Globetrotter


Bien que cela puisse paraître étrange, le terme trotamund (en singulier) n’est pas accepté par le dictionnaire de l’académie de langues. D’autre part, sa forme plurielle est acceptée: globetrotter.

Un globe-trotter est donc un être humain qui voyage fréquemment et qui, au cours de son voyage, visite différents pays. Par exemple: « Toute ma vie, j’ai été globe-trotter: j’ai grandi en Uruguay, j’ai étudié au Chili, j’ai travaillé en Argentine et maintenant je vis au Paraguay », « L’équipe a engagé un vrai globe-trotter qui a joué dans huit pays comme remplaçant », « Santiago en a marre d’être globe-trotter et veut s’installer définitivement au même endroit ».

La notion de globe-trotter est généralement associée à l’aventure et à la découverte de nouveaux lieux.

Un globe-trotter, en voyageant dans différentes régions, peut rencontrer des gens, s’imprégner de cultures différentes et apprendre plusieurs langues. Mais à un moment donné, devenir globe-trotter peut devenir quelque chose de négatif: le globe-trotter ne peut s’installer nulle part et l’absence d’un groupe social stable peut être lourde pour certaines personnes.
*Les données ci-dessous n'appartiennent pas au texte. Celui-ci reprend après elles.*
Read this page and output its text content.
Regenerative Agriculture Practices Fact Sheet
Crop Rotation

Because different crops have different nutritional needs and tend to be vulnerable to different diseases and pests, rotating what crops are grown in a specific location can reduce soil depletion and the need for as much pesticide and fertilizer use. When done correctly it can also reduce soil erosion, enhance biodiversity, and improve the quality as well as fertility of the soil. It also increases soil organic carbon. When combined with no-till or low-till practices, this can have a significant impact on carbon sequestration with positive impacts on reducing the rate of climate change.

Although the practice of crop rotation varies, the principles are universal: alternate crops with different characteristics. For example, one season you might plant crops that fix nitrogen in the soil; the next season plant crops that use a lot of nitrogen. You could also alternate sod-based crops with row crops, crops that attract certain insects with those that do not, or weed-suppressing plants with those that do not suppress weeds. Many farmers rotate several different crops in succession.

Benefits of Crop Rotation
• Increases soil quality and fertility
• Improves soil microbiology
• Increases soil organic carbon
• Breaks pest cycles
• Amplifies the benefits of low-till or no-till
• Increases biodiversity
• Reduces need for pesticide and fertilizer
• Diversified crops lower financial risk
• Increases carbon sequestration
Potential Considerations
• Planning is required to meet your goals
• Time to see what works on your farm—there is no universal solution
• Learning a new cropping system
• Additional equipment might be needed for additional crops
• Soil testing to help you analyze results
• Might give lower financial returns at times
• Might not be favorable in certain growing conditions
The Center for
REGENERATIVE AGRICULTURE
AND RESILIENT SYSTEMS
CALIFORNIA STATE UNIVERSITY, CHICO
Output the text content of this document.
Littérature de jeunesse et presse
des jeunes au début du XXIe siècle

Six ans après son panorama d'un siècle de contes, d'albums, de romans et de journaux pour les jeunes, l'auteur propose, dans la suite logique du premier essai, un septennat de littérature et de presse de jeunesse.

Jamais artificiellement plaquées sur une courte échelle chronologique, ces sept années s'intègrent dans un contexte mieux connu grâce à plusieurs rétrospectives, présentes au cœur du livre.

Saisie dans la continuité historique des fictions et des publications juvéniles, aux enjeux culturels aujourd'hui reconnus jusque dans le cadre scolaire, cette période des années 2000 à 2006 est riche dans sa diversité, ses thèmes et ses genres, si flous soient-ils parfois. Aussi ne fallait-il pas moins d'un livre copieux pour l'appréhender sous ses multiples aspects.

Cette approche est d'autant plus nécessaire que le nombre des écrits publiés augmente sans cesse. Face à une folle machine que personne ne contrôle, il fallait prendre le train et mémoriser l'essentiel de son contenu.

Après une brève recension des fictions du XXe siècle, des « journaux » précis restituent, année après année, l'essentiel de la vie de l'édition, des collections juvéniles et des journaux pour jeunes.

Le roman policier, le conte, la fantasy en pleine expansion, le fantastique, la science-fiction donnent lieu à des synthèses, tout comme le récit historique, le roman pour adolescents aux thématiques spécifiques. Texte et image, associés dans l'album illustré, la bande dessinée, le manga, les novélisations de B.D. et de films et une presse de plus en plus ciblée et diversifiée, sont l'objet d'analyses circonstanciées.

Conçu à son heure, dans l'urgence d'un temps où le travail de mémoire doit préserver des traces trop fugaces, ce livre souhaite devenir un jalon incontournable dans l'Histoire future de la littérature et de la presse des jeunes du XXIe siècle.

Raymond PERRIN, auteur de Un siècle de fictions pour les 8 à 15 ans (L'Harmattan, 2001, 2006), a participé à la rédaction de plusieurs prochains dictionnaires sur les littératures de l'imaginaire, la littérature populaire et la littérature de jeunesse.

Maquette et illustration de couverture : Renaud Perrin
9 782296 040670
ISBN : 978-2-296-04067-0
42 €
Tous les globe-trotters ne découvrent pas leur passion du voyage de la même façon, pas tous, ni au même âge: certains, étant donné leur éducation, ressentent le désir de franchir leurs frontières et de découvrir de nouveaux horizons dès leur plus jeune âge; d’autres, par contre, atteignent un certain âge, croyant qu’ils n’ont pas besoin de marcher sur un autre sol, mais une série de circonstances inattendues les amènent à rencontrer la soif de changement qu’ils n’avaient jamais connue auparavant. Dans la continuité de ce point de vue, il convient de mentionner que le type d’élevage peut influencer directement le goût du voyage.

Le patriotisme extrême, par exemple, tend à rejeter les idéologies et les produits de l’étranger, à considérer le national comme la seule option valable et nécessaire; les enfants qui grandissent dans des environnements présentant ces caractéristiques ne peuvent pas regarder vers l’extérieur et beaucoup décident de conserver cette façon de penser même lorsqu’ils parviennent à l’indépendance. Il est compréhensible que peu de globe-trotters émergent des familles qui ont de telles idées. D’un autre côté, il y a des parents qui encouragent leurs enfants à apprendre des langues étrangères et qui apprécient l’art et la culture d’autres pays. La littérature est une source de richesse incomparable et peut nous ouvrir sur le monde sans quitter notre maison, donc la lecture non censurée est un ingrédient idéal pour encourager le goût du voyage.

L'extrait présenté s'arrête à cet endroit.